When the central block was built during the 1980s, there were originally plans to place a helipad on the roof. However, there was uncertainty if there was sufficient support in the structure and the plans were therefore aborted. The Civil Aviation Authority approved the design and construction in 2004, but not until 2008 did Bergen Hospital Trust approve the plans. The official opening of the new pad took place on 12 April 2012.

Originally the new helipad received a concession for 400 aircraft movements per year. Bergen Hospital Trust has applied to increase this to 1,600, after there had been more than 800 movements the first year.

==Facilities==
The heliport is situated at Grønneviksøren on the southern shore of Store Lungegårdsvannet in the Årstad borough of Bergen. It is situated at an elevation of 3.1 m above mean sea level. The heliport is situated at Møllendalsveien 34. It features a single landing pad, which measures 60 by 34 m, a hangar, a fuel tank and offices.

The aerodrome is owned by Bergen Health Trust on municipal land. The operation of the heliport is carried out by Norsk Luftambulanse. They have won the tender to operate the ambulances with the Norwegian Air Ambulance. They have a Eurocopter EC-135P2+ based at Grønneviksøren. Bergen Health Trust has the medical responsibility and medical staff are provided by Haukeland University Hospital. The base is on around-the-clock standby. It is situated 2 km from the hospital, a distance which must be transported by ambulance.

Bergen Heliport, Grønneviksøren is exclusively used for air ambulance services. In addition to the helicopter based at the heliport, it serves other ambulance helicopters and search and rescue helicopters of the Royal Norwegian Air Force's 330 Squadron. About sixty percent of all air ambulance missions to Haukeland land at Grønneviksøren, the remainder directly targeting the hospital. The ambulance ride increases travel time by ten to fifteen minutes and the physician on board will make the decision based on the condition of the patient.

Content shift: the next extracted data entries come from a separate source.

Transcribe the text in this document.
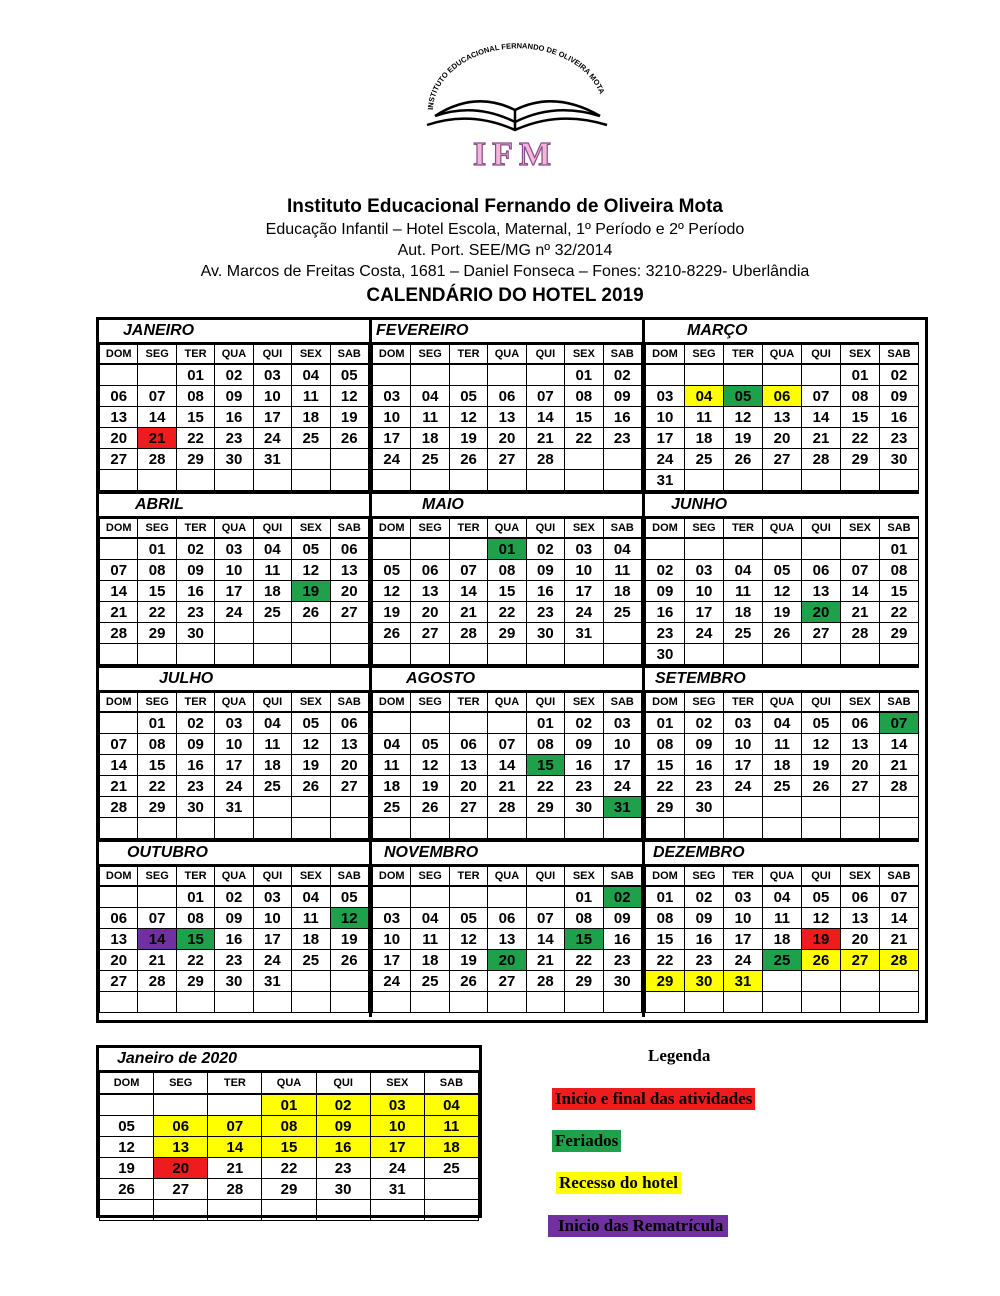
INSTITUTO EDUCACIONAL FERNANDO DE OLIVEIRA MOTA
IFM
Instituto Educacional Fernando de Oliveira Mota
Educação Infantil – Hotel Escola, Maternal, 1º Período e 2º Período
Aut. Port. SEE/MG nº 32/2014
Av. Marcos de Freitas Costa, 1681 – Daniel Fonseca – Fones: 3210-8229- Uberlândia
CALENDÁRIO DO HOTEL 2019
JANEIRO
DOM	SEG	TER	QUA	QUI	SEX	SAB
		01	02	03	04	05
06	07	08	09	10	11	12
13	14	15	16	17	18	19
20	21	22	23	24	25	26
27	28	29	30	31		

FEVEREIRO
DOM	SEG	TER	QUA	QUI	SEX	SAB
					01	02
03	04	05	06	07	08	09
10	11	12	13	14	15	16
17	18	19	20	21	22	23
24	25	26	27	28		

MARÇO
DOM	SEG	TER	QUA	QUI	SEX	SAB
					01	02
03	04	05	06	07	08	09
10	11	12	13	14	15	16
17	18	19	20	21	22	23
24	25	26	27	28	29	30
31						
ABRIL
DOM	SEG	TER	QUA	QUI	SEX	SAB
	01	02	03	04	05	06
07	08	09	10	11	12	13
14	15	16	17	18	19	20
21	22	23	24	25	26	27
28	29	30				

MAIO
DOM	SEG	TER	QUA	QUI	SEX	SAB
			01	02	03	04
05	06	07	08	09	10	11
12	13	14	15	16	17	18
19	20	21	22	23	24	25
26	27	28	29	30	31	

JUNHO
DOM	SEG	TER	QUA	QUI	SEX	SAB
						01
02	03	04	05	06	07	08
09	10	11	12	13	14	15
16	17	18	19	20	21	22
23	24	25	26	27	28	29
30						
JULHO
DOM	SEG	TER	QUA	QUI	SEX	SAB
	01	02	03	04	05	06
07	08	09	10	11	12	13
14	15	16	17	18	19	20
21	22	23	24	25	26	27
28	29	30	31			

AGOSTO
DOM	SEG	TER	QUA	QUI	SEX	SAB
				01	02	03
04	05	06	07	08	09	10
11	12	13	14	15	16	17
18	19	20	21	22	23	24
25	26	27	28	29	30	31

SETEMBRO
DOM	SEG	TER	QUA	QUI	SEX	SAB
01	02	03	04	05	06	07
08	09	10	11	12	13	14
15	16	17	18	19	20	21
22	23	24	25	26	27	28
29	30					

OUTUBRO
DOM	SEG	TER	QUA	QUI	SEX	SAB
		01	02	03	04	05
06	07	08	09	10	11	12
13	14	15	16	17	18	19
20	21	22	23	24	25	26
27	28	29	30	31		

NOVEMBRO
DOM	SEG	TER	QUA	QUI	SEX	SAB
					01	02
03	04	05	06	07	08	09
10	11	12	13	14	15	16
17	18	19	20	21	22	23
24	25	26	27	28	29	30

DEZEMBRO
DOM	SEG	TER	QUA	QUI	SEX	SAB
01	02	03	04	05	06	07
08	09	10	11	12	13	14
15	16	17	18	19	20	21
22	23	24	25	26	27	28
29	30	31				

Janeiro de 2020
DOM	SEG	TER	QUA	QUI	SEX	SAB
			01	02	03	04
05	06	07	08	09	10	11
12	13	14	15	16	17	18
19	20	21	22	23	24	25
26	27	28	29	30	31	

Legenda
Inicio e final das atividades
Feriados
Recesso do hotel
Inicio das Rematrícula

Because Haukeland is situated in a residential area, the noise pollution for landings is significant. The Civil Aviation Authority has in its concession limited the number of aircraft movements at the hospital to 400 per year, which forces Haukeland to revert the majority of flights to Grønneviksøren. However, helicopters which arrive from Rogaland and Sogn og Fjordane normally need to refuel before returning and therefore have to also land at Grønneviksøren before returning. Local helicopters need to return to base at Grønneviksøren. There is some noise pollution at Grønneviksøren, although it is significantly smaller than at the hospital.